Kevin Dahlgren repayed his hosts’ kindness with murder…
The event helped him find himself. Changed him for the better.
But Kevin Dahlgren wasn’t talking about a holiday. He was talking about the murder of his family. A family he hardly knew…
Kevin was born in Sacramento, California. But he had an older cousin, Veronika Harokova, who lived in Brno, in the Czech Republic.
In April 2013, Dahlgren visited. They didn’t know each other well. But he’d stay with Veronika, 46, her husband, Martin, 50, and sons, Filip, 25, and David, 16.
It’d be a chance for him to learn some Czech, experience life abroad and earn money giving English lessons. Most importantly, for Dahlgren, it’d be a fresh start.
He’d always dreamed of being a soldier. He felt that it’d be a way of making a difference. But when he’d applied to the US Army, he’d failed the enrolment tests.
Later, he’d tell psychiatrists he felt like a failure.
All his life, Dahlgren had been a loner. He’d found it difficult to fit in with people, make friends. He’d boast about things, trying to make himself more popular.
Once, he’d told his classmates he was planning to go to Africa to murder game poachers.
He’d boasted to his cousin Veronika, too. Soon after he’d arrived, he told her he’d managed to smuggle a knife on board a plane once. But soon it was clear Dahlgren didn’t fit in with his Czech family either.
Towards the end of May, Veronika’s husband Martin confided in their neighbour things weren’t quite right.
In fact, one night, Martin had seen Dahlgren running around the house with a knife.
What Martin and Veronika didn’t know was that Dahlgren was hearing voices. Voices he’d heard more or less his whole life. And now that he was in Brno, struggling to fit in, those voices were getting louder… telling him to do something wicked.

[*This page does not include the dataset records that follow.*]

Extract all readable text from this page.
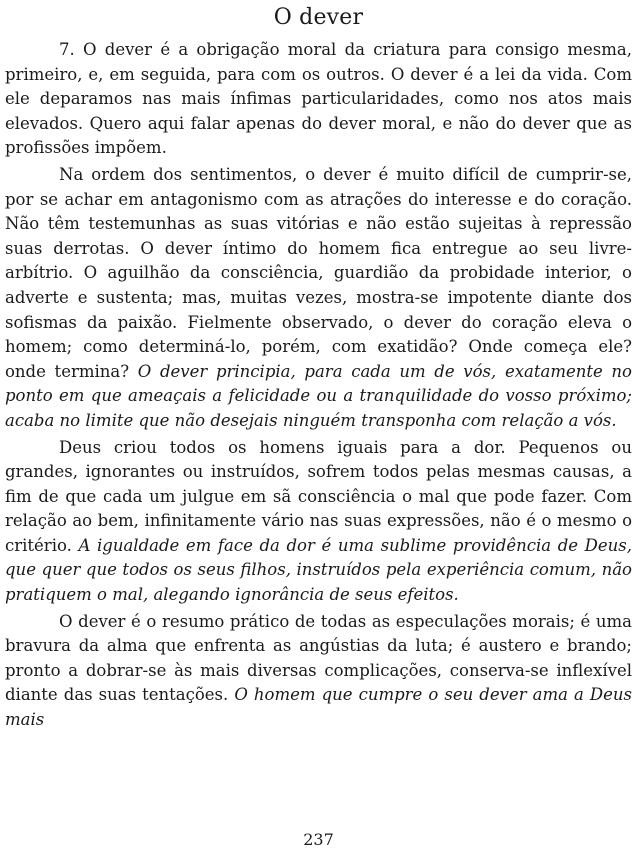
O dever

7. O dever é a obrigação moral da criatura para consigo mesma, primeiro, e, em seguida, para com os outros. O dever é a lei da vida. Com ele deparamos nas mais ínfimas particularidades, como nos atos mais elevados. Quero aqui falar apenas do dever moral, e não do dever que as profissões impõem.

Na ordem dos sentimentos, o dever é muito difícil de cumprir-se, por se achar em antagonismo com as atrações do interesse e do coração. Não têm testemunhas as suas vitórias e não estão sujeitas à repressão suas derrotas. O dever íntimo do homem fica entregue ao seu livre-arbítrio. O aguilhão da consciência, guardião da probidade interior, o adverte e sustenta; mas, muitas vezes, mostra-se impotente diante dos sofismas da paixão. Fielmente observado, o dever do coração eleva o homem; como determiná-lo, porém, com exatidão? Onde começa ele? onde termina? O dever principia, para cada um de vós, exatamente no ponto em que ameaçais a felicidade ou a tranquilidade do vosso próximo; acaba no limite que não desejais ninguém transponha com relação a vós.

Deus criou todos os homens iguais para a dor. Pequenos ou grandes, ignorantes ou instruídos, sofrem todos pelas mesmas causas, a fim de que cada um julgue em sã consciência o mal que pode fazer. Com relação ao bem, infinitamente vário nas suas expressões, não é o mesmo o critério. A igualdade em face da dor é uma sublime providência de Deus, que quer que todos os seus filhos, instruídos pela experiência comum, não pratiquem o mal, alegando ignorância de seus efeitos.

O dever é o resumo prático de todas as especulações morais; é uma bravura da alma que enfrenta as angústias da luta; é austero e brando; pronto a dobrar-se às mais diversas complicações, conserva-se inflexível diante das suas tentações. O homem que cumpre o seu dever ama a Deus mais

237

‘I had no control over my actions,’ he told psychologists before his trial. ‘I could only do what the voice instructed me to do. What happened to the family is a tragedy.’
That tragedy struck early on 22 May, 2013, when Dahlgren had been at Veronika’s for just three weeks.
David had already set off for school when Dahlgren attacked.
He ran at Veronika with an axe. Then he turned on Martin and Filip.
All three died of chopping and stabbing wounds.
Next he dragged their bodies down to the basement.
Three hours later, at 11am, the family’s cleaner arrived. But Dahlgren blocked her entrance.
‘No cleaning today,’ he told her, spreading his arms across the doorframe.
But Dahlgren wasn’t finished.
He’d turned the cleaner away, but he still had David to deal with.
So he texted the teen, asked him if he wanted to go for a run at lunchtime. When David replied yes, his fate was sealed.
As soon as he came through the front door at about 12.30, Dahlgren hacked him to death.
He tried to set fire to the bodies in the basement, covering them with blankets he’d set alight.
He then called a taxi, and asked to be taken to the airport.
By the time Veronika’s neighbours had seen smoke coming out of her house, Dahlgren was on a plane back to America.
But police were waiting for him when he landed.
In his suitcase, they found a pair of shorts spattered with blood belonging to his victims.
Two years later, he faced trial in the Czech Republic.
At first, Dahlgren denied it all. He said that while he’d been in Brno, he’d got into a fight with some Russian gangsters.
On the morning of the killings, he’d gone for a long run. When he’d got home, he’d found Veronika, Martin, Filip and David dead. A note on top of their bodies.
We will find you if you are in Europe, it read.
Dahlgren had panicked. Booked onto the first flight home. But that story didn’t wash with anyone.
So Dahlgren changed his plea. Yes, he’d killed four people. But only because the voice in his head had told him to. He was pleading insanity.
Assessments by psychiatrists, therapists and experts followed. One suggested he was interested in sadomasochistic sex. Another found him emotionally unstable. But he wasn’t insane.
Dahlgren may have been hearing voices, but he’d stayed in control.
He’d tried to cover his tracks, hadn’t allowed the cleaner in, and he’d set a trap for David. Then, he’d had the presence of mind to book a seat on a plane and call a taxi.
The taxi driver hadn’t suspected anything was wrong. If Dahlgren were in a state of agitation, he’d managed to hide it well.
In fact, Dahlgren told one expert the murders had had a positive influence on him, had helped him understand his personality.
Kevin Dahlgren was convicted of murder and, on 20 July this year, was handed a life sentence.
He plans to appeal.
But still the question remains. Why kill an innocent family? Perhaps only Dahlgren knows.